2 problems found
Show that if \(\displaystyle \int\frac1{u \, \f(u)}\; \d u = \F(u) + c\;\), then \(\displaystyle \int\frac{m}{x \, \f(x^m)} \;\d x = \F(x^m) + c\;\), where \(m\ne0\). Find:
Solution: \begin{align*} u = x^m, \d u = m x^{m-1} && \int \frac{m}{x f(x^m)} \d x &= \int \frac{m x^{m-1}}{uf(u)} \d x \\ &&&= \int \frac{1}{u f(u)} \d u \\ &&&= F(u) + c \\ &&&= F(x^m) + c \end{align*}
By means of the substitution \(x^{\alpha},\) where \(\alpha\) is a suitably chosen constant, find the general solution for \(x>0\) of the differential equation \[ x\frac{\mathrm{d}^{2}y}{\mathrm{d}x^{2}}-b\frac{\mathrm{d}y}{\mathrm{d}x}+x^{2b+1}y=0, \] where \(b\) is a constant and \(b>-1\). Show that, if \(b>0\), there exist solutions which satisfy \(y\rightarrow1\) and \(\mathrm{d}y/\mathrm{d}x\rightarrow0\) as \(x\rightarrow0\), but that these conditions do not determine a unique solution. For what values of \(b\) do these conditions determine a unique solution?
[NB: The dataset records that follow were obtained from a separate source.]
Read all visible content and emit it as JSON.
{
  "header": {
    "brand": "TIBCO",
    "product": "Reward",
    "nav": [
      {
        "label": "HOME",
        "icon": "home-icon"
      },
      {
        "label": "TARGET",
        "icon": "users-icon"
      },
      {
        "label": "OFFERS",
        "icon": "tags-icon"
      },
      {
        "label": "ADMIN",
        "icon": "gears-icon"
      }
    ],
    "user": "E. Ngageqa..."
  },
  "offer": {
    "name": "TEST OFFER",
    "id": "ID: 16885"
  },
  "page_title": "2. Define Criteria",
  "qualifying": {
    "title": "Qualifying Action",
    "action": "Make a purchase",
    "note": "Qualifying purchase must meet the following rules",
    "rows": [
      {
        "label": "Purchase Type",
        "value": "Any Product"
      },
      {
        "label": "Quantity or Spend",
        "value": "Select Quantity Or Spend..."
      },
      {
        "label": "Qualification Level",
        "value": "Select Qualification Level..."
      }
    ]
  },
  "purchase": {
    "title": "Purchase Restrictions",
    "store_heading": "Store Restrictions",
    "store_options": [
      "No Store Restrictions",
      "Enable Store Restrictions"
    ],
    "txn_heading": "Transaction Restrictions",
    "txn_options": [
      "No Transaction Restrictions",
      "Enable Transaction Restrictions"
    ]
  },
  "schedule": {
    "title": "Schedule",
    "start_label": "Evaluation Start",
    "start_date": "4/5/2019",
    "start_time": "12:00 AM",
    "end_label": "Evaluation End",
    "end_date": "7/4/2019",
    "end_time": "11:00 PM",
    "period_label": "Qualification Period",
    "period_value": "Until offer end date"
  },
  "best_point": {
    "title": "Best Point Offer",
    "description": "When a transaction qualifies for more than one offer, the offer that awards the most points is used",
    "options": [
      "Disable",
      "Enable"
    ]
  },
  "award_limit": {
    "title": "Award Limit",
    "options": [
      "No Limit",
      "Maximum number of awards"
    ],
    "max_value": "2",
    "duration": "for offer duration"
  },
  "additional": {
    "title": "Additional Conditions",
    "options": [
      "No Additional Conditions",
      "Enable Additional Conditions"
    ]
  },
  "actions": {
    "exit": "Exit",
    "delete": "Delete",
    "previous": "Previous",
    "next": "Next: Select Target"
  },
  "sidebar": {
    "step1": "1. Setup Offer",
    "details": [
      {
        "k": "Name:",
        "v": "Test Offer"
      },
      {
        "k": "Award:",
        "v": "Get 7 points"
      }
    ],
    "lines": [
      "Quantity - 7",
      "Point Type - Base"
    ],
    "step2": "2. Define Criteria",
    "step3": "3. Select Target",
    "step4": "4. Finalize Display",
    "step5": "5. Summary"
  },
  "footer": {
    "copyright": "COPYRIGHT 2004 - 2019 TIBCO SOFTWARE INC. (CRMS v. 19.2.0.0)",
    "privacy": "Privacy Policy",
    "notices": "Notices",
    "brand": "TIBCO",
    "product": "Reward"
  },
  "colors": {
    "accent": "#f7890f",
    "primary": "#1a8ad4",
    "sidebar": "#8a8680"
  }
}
Solution: Let \(z = x^\alpha, \frac{\d z}{\d x}=\alpha x^{\alpha-1} \), then \begin{align*} \frac{\d y}{\d x} &= \frac{\d y}{\d z} \frac{\d z}{\d x} \\ &= \alpha x^{\alpha-1}\frac{\d y}{\d z} \\ \\ \frac{\d^2 y}{\d x^2} &= \frac{\d }{\d x} \left ( \alpha x^{\alpha-1}\frac{\d y}{\d z} \right) \\ &= \alpha (\alpha-1)x^{\alpha-2} \frac{\d y}{\d z} + \alpha x^{\alpha-1} \frac{\d ^2 y}{\d z^2} \frac{\d z}{\d x} \\ &= \alpha(\alpha-1)x^{\alpha-2} \frac{\d y}{\d z} + \alpha^2 x^{2\alpha-2} \frac{\d ^2y}{\d z^2} \end{align*} \begin{align*} && 0 &=x\frac{\mathrm{d}^{2}y}{\mathrm{d}x^{2}}-b\frac{\mathrm{d}y}{\mathrm{d}x}+x^{2b+1}y \\ &&&= x \left ( \alpha(\alpha-1)x^{\alpha-2} \frac{\d y}{\d z} + \alpha^2 x^{2\alpha-2} \frac{\d ^2y}{\d z^2}\right) - b \left ( \alpha x^{\alpha-1}\frac{\d y}{\d z} \right) + x^{2b+1}y \\ &&&= \alpha^2 x^{2\alpha-1} \frac{\d^2 y}{\d z^2} +\left (\alpha(\alpha-1)x^{\alpha-1}-b\alpha x^{\alpha-1} \right) \frac{\d y}{\d z} + x^{2b+1} y \\ \end{align*} If we set \(\alpha = b +1\) the middle term disappears, so we get \begin{align*} && 0 &= (b+1)^2 x^{2b+1} \frac{\d^2 y}{\d z^2} + x^{2b+1} y \\ \Rightarrow && 0 &= (b+1)^2 \frac{\d^2 y}{\d z^2} + y \\ \Rightarrow && y &= A \sin \left (\frac{z}{b+1} \right) + B \cos \left (\frac{z}{b+1} \right) \\ &&&= \boxed{A \sin \left (\frac{x^{b+1}}{b+1} \right) + B \cos \left (\frac{x^{b+1}}{b+1} \right)} \\ \\ \lim_{x \to 0}: && y &\to B \\ && \frac{\d y}{\d x} &= A x^b \cos\left (\frac{x^{b+1}}{b+1} \right) - B x^b \sin\left (\frac{x^{b+1}}{b+1} \right) \\ b>0: && \frac{\d y}{\d x} &\to 0 \\ \end{align*} So there are infinitely many different solutions with \(B = 1\) and \(A\) is anything it wants to be. If \(b = 0\) \(y' \to A\) so \(A =0 \) and unique. If \(b < 0\) \(x^b \to \infty\) so we need \(A = 0\), unique. However, we also need \(y' \to 0\), so we need to check \(y' = -x^b \sin \left ( \frac{x^{b+1}}{b+1}\right) \to 0\), \begin{align*} y' &= -x^b \sin \left ( \frac{x^{b+1}}{b+1}\right) \\ &\approx -x^b \left ( \frac{x^{b+1}}{b+1}\right) \\ &= - \frac{x^{2b+1}}{b+1} \end{align*} so we need \(2b+1>0 \Rightarrow b > -\frac12\). Therefore the solution is unique on \((-\frac12,0]\)